Monongahela family fights colon cancer together
Carole and Hector Riva
Photo courtesy of Cameron Riva
Carol and Hector Riva with their son, Richard
Photo courtesy of Cameron Riva
Dr. John Hauser, a board-certified gastroenterologist in Monongahela, explains how a colonoscopy is performed to a patient.
For the first 12 years of his life, Hector Riva belonged to a family like any other, until a pattern began to emerge.
The pattern was a genetic one, though this detail would elude the family’s doctors for some time since the year was 1957, and the discovery of DNA had just celebrated its fourth anniversary.
The pattern involved colorectal cancer marching down Riva’s family tree to the quick tempo of a silent cadence, claiming a few lives along the way.
“I knew a problem with the bowels ran in the family,” said Riva, 68, of Monongahela. “But, I didn’t know the cause.”
Riva’s wife, Carol, attributes that hazy understanding not only to the lack medical technology but also to the culture of the time.
“Our parents told us a little more about the family history as we got older,” said Carol. “But, back then, you didn’t talk about that stuff.”
Even without genetic tests or a perfect understanding of his family history, Hector knew enough to place a colonoscopy – the diagnostic tool of choice for the surveillance of colorectal cancer – on his mental to-do list.
Riva, like many men, was reluctant.
“I said I would wait around until a sign came – some blood (in my stool) or something like that,” he said. “Which I didn’t realize at the time would have been too late.”
In addition to blood in the stool, changes in bowel habits, weight loss, persistent abdominal discomfort, weakness and fatigue are all potential symptoms of colorectal cancer.
Riva had decided to wait for a sign, but fate had other plans.
In 1996, when Riva was 52, he was lucky enough to develop a hernia.
After learning of his family history, the surgeon slated to perform Riva’s hernia repair refused to perform the surgery until he agreed to a colonoscopy, which involves a scope of the lower digestive tract, beginning with the rectum and advancing through the large intestine, also known as the colon.

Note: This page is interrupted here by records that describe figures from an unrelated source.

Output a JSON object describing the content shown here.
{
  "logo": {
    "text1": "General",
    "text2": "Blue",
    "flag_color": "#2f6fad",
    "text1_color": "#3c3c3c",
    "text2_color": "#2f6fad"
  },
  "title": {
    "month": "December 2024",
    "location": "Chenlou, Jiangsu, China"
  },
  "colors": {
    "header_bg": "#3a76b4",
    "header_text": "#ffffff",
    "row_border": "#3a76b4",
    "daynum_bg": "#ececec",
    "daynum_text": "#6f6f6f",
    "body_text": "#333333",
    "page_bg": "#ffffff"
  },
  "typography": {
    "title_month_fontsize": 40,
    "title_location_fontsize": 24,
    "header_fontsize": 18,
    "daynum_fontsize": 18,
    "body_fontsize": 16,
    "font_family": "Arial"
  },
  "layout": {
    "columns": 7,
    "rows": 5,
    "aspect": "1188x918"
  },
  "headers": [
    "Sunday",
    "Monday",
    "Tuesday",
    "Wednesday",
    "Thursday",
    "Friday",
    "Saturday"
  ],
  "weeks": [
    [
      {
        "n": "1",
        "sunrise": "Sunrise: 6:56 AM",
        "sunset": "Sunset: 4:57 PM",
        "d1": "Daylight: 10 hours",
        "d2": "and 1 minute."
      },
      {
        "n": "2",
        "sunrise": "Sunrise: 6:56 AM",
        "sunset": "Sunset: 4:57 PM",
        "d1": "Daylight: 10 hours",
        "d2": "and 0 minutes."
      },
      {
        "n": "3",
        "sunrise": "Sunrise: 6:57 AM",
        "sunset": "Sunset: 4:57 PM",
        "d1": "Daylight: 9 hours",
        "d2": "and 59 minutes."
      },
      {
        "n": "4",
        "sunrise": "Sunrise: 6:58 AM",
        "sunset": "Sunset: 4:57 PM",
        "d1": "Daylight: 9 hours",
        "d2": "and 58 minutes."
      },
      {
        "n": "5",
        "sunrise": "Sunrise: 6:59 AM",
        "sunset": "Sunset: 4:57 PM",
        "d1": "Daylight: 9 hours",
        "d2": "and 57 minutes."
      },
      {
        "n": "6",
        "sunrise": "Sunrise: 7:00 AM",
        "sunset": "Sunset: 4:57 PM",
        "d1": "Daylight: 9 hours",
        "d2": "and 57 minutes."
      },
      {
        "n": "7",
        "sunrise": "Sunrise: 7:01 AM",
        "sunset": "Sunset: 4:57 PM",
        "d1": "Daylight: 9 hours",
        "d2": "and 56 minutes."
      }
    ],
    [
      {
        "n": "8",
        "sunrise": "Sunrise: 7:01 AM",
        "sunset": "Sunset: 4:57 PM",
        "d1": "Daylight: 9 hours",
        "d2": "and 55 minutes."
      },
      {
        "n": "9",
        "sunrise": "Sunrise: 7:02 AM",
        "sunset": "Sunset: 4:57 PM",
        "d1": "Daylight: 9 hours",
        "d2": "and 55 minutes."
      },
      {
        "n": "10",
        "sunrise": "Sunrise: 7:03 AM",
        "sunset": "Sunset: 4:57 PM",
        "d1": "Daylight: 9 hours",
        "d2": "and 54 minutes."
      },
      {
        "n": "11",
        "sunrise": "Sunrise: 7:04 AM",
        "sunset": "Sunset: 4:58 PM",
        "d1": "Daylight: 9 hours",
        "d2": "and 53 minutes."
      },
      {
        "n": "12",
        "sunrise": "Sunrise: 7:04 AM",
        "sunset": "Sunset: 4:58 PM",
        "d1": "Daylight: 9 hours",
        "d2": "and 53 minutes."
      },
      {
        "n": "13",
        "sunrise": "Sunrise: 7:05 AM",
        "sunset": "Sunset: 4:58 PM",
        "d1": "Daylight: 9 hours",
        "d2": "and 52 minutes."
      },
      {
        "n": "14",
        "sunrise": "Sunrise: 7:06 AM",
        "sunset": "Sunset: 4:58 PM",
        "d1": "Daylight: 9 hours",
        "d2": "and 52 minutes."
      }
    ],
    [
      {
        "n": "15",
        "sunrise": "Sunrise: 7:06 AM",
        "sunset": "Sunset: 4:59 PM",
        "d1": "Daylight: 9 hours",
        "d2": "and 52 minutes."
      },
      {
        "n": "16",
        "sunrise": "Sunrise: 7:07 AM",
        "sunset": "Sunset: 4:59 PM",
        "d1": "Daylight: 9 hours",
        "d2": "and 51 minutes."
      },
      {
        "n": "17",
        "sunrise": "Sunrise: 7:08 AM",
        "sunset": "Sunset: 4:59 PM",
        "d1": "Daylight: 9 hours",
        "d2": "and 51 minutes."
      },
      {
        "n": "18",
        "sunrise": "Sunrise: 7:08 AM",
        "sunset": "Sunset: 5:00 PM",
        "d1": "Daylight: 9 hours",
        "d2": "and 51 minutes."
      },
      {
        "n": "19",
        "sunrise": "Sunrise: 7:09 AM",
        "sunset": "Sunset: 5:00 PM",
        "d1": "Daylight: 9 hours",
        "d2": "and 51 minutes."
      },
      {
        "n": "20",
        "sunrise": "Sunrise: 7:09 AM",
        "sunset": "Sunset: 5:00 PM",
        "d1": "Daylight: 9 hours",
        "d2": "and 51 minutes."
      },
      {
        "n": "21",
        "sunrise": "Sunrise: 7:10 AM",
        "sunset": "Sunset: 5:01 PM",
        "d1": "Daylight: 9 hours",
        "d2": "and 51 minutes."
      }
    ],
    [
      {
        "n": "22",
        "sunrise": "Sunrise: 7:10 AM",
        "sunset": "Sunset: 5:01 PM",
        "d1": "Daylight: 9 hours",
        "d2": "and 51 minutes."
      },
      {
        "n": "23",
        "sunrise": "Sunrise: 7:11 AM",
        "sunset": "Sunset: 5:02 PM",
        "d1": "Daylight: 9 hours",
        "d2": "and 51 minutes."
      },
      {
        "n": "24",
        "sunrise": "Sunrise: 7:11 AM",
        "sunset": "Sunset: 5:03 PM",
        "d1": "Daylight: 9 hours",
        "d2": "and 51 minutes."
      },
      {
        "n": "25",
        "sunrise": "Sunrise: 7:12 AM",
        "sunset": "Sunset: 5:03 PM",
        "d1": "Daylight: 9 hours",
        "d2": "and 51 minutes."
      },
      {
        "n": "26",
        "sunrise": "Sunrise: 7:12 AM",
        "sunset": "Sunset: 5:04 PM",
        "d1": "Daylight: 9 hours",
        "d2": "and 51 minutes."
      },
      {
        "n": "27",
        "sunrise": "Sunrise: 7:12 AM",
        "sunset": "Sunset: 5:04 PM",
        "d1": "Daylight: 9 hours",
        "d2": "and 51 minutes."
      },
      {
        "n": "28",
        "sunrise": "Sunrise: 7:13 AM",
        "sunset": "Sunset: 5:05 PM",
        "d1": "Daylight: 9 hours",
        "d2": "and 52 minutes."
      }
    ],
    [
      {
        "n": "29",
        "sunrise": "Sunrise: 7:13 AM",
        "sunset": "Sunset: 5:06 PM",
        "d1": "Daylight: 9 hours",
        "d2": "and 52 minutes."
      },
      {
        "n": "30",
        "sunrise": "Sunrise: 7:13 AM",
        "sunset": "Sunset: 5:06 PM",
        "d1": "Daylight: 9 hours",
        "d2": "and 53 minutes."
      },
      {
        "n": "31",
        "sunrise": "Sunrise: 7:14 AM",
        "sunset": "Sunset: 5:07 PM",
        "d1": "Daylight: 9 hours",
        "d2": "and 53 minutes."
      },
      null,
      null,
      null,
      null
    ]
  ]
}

The 10 precancerous polyps that were removed earned Riva a yearly appointment for a scope of his rectum and colon. Each of the next four years brought the discovery of 14, 75, zero, and then hundreds of polyps, respectively.
Those polyps also brought the family’s multi-generational battle with colon troubles to light. They were afflicted with a rare condition called familial adenomatous polyposis, or FAP, characterized by the presence of hundreds to thousands of benign polyps (or growths) in the large intestine and an early onset, with 95 percent of affected people developing polyps by age 35.
The term “benign” is rather misleading, however. Though not cancerous from the outset, there is a 100 percent chance that the polyps will develop into cancer if the the colon is not surgically removed in those with FAP, a procedure Riva endured in his late 50s.
In the Riva family, however, colon removal is the norm. Riva and his three sons have all had their small intestine connected directly to their rectum in order to live colon, colostomy and, hopefully, colorectal cancer-free. While the Riva’s variant may be rare, colorectal cancer is the second most common type of cancer in Pennsylvania, with 150,000 Americans diagnosed with the disease each year.
The prevalence of colorectal cancer is countered by a fortunate truth of modern medicine: It is also one of the most preventable forms of cancer, where up to 60 percent of all cases can be avoided with proper screening – a piece of information which earns a special amount of advertisement during March, National Colorectal Cancer Awareness Month.
What makes colonoscopy the gold standard for detecting colorectal abnormalities?
Dr. John Hauser, a board-certified gastroenterologist in Monongahela, explains it this way: “Accuracy … assuming it’s in the hands of a professional that’s trained and does colonoscopy for a living. There are some people out there in the community that dabble in it, that don’t do it well and don’t do it right.”
Someone qualified to do colonoscopies, according to Hauser, is either a board-certified gastroenterologist or colorectal surgeon who has been trained in colonoscopy during their surgical residency. It’s someone who can guide a scope all the way to the beginning of the colon at least 95 percent of the time.
For those without a family history of colorectal cancer, screening should begin at age 50, with repeat screenings every 10 years if the previous test was clear.
If there are one or a few “sporadic” cases in the family, meaning the cases aren’t believed to have a genetic cause, screening should begin at age 20 to 25 or 10 years before the earliest age of onset in the family, whichever comes first.
Scientists have pinpointed a the gene responsible for FAP, and are now able to test the youngest generation of afflicted families with a simple blood test. With its inheritance in a dominant pattern, there is only a 50 percent chance that an individual in an affected family will inherit the gene, but a 100 percent chance they will endure its effects, if inherited.
For FAP families, testing begins at age 10 to 12 and includes a one-time genetic blood test and yearly colonoscopies, which is just fine with the Rivas.
“If they can be genetically tested and help other people,” said Carol Riva, “that’s the greatest thing going.”